Avec de nouvelles mesures tarifaires, les Français verront leur facture d’électricité diminuer légèrement à partir du 1er février 2026, confirme Ouest France. Ces changements suivent les recommandations de la Commission de régulation de l’énergie (CRE) émises le 20 janvier 2026. L’objectif annoncé est d’alléger le coût de l’électricité pour les particuliers grâce à deux mécanismes de réduction principaux.
D’abord : la taxe sur l’abonnement diminue
La première mesure concerne la contribution tarifaire d’acheminement, la taxe qui finance notamment le régime de retraite des industries électriques et gazières.
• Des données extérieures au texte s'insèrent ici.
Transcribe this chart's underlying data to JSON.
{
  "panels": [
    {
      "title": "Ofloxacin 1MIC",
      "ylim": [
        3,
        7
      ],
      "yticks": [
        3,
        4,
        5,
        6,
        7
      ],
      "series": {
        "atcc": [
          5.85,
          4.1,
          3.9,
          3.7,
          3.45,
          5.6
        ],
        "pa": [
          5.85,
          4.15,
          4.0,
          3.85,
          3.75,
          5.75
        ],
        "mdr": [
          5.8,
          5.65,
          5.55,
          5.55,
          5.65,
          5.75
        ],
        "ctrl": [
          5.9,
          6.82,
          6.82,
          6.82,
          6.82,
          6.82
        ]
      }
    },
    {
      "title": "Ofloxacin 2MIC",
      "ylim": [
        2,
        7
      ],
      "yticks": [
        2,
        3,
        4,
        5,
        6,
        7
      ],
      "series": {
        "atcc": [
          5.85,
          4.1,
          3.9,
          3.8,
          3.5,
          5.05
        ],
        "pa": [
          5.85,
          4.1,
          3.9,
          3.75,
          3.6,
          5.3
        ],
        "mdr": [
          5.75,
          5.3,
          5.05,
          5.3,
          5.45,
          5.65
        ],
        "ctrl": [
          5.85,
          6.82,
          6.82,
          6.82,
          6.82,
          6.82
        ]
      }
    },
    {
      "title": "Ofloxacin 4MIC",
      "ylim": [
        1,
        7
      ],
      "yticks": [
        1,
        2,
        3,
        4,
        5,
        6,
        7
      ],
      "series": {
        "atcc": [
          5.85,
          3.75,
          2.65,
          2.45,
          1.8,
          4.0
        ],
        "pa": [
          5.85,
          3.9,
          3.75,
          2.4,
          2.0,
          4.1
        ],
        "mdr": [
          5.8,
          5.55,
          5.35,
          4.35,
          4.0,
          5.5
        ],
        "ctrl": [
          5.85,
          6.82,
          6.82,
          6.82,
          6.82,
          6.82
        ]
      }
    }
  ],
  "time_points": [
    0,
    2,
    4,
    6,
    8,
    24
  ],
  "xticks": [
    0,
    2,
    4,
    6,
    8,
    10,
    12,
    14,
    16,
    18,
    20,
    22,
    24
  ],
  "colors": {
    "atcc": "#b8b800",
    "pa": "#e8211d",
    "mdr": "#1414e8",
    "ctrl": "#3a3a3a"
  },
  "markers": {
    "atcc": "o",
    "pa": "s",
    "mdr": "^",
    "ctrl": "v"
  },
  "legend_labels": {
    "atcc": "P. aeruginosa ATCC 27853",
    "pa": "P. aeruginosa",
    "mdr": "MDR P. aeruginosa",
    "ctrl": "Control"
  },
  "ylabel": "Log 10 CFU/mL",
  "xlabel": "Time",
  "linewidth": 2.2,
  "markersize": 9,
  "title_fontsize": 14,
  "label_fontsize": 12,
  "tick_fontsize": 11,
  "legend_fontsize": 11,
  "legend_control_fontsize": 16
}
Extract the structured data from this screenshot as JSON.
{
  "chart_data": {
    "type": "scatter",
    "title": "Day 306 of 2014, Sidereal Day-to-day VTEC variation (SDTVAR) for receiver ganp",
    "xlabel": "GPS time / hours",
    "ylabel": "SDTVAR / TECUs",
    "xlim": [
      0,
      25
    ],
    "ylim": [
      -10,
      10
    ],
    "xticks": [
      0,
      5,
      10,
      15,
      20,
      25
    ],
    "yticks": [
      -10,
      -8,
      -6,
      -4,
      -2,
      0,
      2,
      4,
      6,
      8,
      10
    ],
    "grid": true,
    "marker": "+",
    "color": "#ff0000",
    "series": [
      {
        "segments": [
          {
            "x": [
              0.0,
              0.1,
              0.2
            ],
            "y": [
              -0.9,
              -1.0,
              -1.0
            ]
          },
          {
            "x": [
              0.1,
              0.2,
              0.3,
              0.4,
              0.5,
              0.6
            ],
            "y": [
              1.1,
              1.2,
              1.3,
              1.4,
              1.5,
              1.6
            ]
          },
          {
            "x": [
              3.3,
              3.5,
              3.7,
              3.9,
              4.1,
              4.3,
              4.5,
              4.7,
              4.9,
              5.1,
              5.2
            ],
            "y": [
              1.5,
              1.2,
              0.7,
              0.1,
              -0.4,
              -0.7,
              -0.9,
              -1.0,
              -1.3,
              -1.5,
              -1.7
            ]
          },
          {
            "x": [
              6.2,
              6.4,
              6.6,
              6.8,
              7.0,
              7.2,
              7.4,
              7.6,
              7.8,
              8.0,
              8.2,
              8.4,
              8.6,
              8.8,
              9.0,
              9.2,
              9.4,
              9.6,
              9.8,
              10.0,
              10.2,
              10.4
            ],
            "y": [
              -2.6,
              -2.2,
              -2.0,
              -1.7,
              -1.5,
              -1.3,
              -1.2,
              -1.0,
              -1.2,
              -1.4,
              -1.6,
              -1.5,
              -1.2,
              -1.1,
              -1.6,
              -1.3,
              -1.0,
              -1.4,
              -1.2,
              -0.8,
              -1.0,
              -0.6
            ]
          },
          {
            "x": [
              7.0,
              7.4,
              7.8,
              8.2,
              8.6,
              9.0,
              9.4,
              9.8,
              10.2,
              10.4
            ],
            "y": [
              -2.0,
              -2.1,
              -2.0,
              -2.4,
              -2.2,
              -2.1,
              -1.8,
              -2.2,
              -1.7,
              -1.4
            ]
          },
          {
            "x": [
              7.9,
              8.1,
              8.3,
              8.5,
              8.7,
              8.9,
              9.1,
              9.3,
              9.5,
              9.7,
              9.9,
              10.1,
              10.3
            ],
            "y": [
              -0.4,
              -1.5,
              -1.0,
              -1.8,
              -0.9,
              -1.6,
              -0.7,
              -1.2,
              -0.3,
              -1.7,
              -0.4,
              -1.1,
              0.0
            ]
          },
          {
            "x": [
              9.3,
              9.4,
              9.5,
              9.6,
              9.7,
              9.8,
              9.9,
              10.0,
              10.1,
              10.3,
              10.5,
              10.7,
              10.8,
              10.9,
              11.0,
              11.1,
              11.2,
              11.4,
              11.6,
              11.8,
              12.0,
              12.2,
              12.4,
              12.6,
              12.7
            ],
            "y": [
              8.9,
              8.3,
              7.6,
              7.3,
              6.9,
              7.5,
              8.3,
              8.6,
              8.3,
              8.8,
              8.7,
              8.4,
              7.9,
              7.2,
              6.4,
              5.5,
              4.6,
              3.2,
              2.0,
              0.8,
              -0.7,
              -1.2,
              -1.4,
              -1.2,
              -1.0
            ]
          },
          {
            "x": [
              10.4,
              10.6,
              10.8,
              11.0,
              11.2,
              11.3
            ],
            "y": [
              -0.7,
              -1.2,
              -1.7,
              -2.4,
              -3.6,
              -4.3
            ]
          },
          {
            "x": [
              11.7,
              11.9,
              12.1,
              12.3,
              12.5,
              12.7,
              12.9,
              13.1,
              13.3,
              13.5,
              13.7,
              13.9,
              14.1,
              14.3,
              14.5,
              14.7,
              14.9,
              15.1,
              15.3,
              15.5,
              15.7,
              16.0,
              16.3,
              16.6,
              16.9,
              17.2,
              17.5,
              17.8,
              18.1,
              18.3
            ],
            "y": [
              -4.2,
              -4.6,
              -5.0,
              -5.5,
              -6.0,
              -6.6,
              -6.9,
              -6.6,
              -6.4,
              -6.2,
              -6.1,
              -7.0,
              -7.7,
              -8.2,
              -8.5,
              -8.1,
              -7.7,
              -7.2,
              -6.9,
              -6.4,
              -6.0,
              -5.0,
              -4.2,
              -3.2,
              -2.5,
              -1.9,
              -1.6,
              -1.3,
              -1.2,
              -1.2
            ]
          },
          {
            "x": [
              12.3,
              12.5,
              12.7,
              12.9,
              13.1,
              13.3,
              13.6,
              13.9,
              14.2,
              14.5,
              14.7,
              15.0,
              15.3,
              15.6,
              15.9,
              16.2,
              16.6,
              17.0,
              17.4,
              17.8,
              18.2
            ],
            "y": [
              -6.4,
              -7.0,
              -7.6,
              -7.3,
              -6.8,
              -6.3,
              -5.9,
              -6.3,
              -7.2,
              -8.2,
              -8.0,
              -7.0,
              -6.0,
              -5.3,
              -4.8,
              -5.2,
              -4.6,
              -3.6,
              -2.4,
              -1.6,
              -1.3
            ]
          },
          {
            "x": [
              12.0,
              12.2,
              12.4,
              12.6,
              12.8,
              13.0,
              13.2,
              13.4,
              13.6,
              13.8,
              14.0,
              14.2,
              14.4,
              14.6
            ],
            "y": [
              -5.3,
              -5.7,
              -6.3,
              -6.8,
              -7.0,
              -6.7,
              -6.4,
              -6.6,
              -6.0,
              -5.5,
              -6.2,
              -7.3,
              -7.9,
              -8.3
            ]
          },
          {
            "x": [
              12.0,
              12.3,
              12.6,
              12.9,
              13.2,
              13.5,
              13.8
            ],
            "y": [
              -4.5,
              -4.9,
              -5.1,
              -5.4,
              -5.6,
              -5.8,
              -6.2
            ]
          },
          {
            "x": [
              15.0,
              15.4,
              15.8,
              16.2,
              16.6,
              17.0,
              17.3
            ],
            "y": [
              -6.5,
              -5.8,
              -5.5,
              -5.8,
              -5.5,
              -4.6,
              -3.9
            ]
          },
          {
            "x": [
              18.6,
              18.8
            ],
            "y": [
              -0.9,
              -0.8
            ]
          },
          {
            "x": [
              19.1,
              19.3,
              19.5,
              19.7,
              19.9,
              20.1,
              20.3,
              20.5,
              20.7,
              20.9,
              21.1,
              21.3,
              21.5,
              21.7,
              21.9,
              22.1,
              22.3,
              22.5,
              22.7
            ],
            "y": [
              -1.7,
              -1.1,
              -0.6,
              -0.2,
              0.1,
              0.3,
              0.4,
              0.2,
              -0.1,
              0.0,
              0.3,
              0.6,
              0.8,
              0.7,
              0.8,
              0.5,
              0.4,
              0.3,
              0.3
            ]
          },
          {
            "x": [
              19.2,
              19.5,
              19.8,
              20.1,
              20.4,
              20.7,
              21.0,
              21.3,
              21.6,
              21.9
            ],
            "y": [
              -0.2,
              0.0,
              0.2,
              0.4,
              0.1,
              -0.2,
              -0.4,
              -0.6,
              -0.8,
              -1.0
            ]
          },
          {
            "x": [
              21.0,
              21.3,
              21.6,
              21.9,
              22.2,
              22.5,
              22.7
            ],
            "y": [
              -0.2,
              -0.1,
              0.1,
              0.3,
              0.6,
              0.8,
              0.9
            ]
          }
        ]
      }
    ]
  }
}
Le taux passe de 21,93 % à 15 %. Ce changement, prévu par un projet d’arrêté gouvernemental, s’applique à la part fixe de la facture, c’est‑à‑dire l’abonnement, et non à la consommation.
Aucune démarche n’est nécessaire : la réduction sera appliquée automatiquement. Selon la Direction de l’information légale et administrative, la baisse représente en moyenne 10 € par an et apparaîtra directement sur les prochaines factures ou échéanciers.
Selon le ministère de l’Économie, l’effet varie selon le logement : environ 9 € d’économies par an pour un appartement habité par deux personnes et jusqu’à 12 € par an pour une maison avec quatre occupants.
Baisse du prix du kilowattheure : une proposition à valider
La seconde mesure porte sur les tarifs réglementés de vente d’électricité (TRVE), connus aussi comme le Tarif Bleu d’EDF. La CRE a proposé une diminution de 0,83 % de ces tarifs, mais cette baisse doit encore être validée officiellement par le gouvernement pour entrer en vigueur. Si elle est confirmée, elle concernera les contrats indexés sur les TRVE, donc les particuliers et les petits professionnels.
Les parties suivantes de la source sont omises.